Redis offers basic GEOADD/GEORADIUS queries but lacks native geofencing, real-time pub/sub on boundary events, or rich spatial search (Within, Intersects). Tile38 is more specialized for geofencing use cases; Redis is more general-purpose and better supported in managed cloud offerings.

PostGIS (PostgreSQL extension)

PostGIS is the dominant geospatial database solution with vastly richer spatial query support and mature ecosystem. Tile38 trades SQL expressiveness and complex polygon operations for in-memory speed and built-in real-time geofencing push notifications — different operational profile.

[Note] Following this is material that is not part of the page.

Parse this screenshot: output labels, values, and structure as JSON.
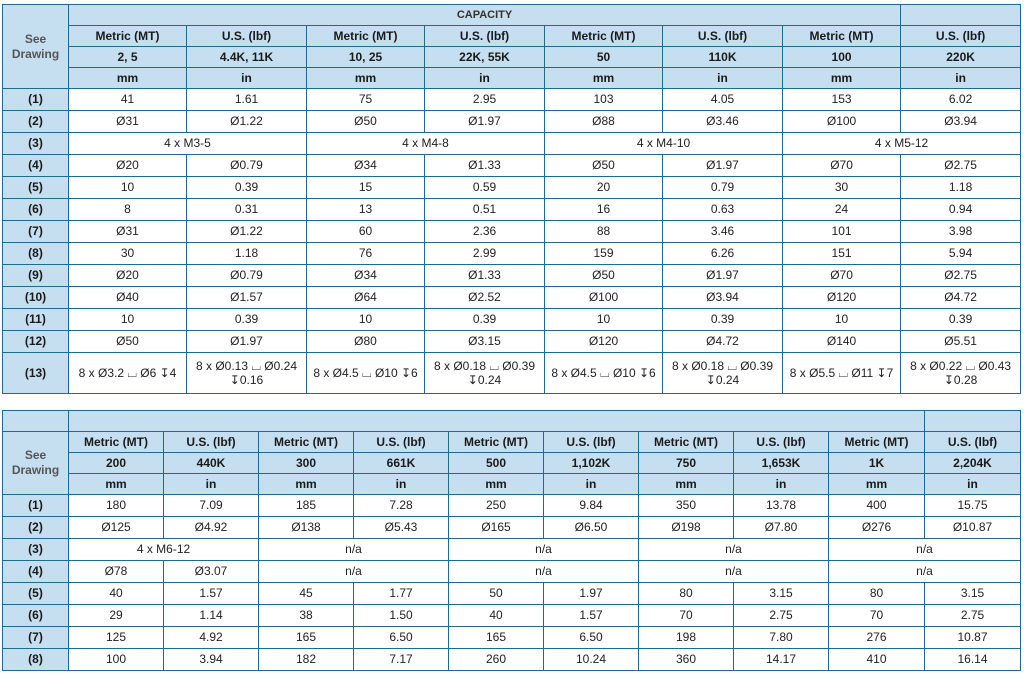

MongoDB with geospatial indexes

MongoDB supports 2dsphere indexes and $geoNear queries but does not provide native real-time geofencing notifications. Tile38 is simpler, lighter, and designed specifically for the geofence event model.

Turfjs/turf

Turf is a client-side/serverless spatial computation library, not a database. The two are complementary rather than competing — Turf for in-process geometry math, Tile38 for persistent, queryable, real-time spatial state.

Google Maps Platform / HERE Geofencing APIs

Commercial managed geofencing APIs eliminate infrastructure burden but introduce vendor lock-in and per-query costs at scale. Tile38 is self-hosted with no per-query pricing, making it attractive for high-volume or cost-sensitive workloads.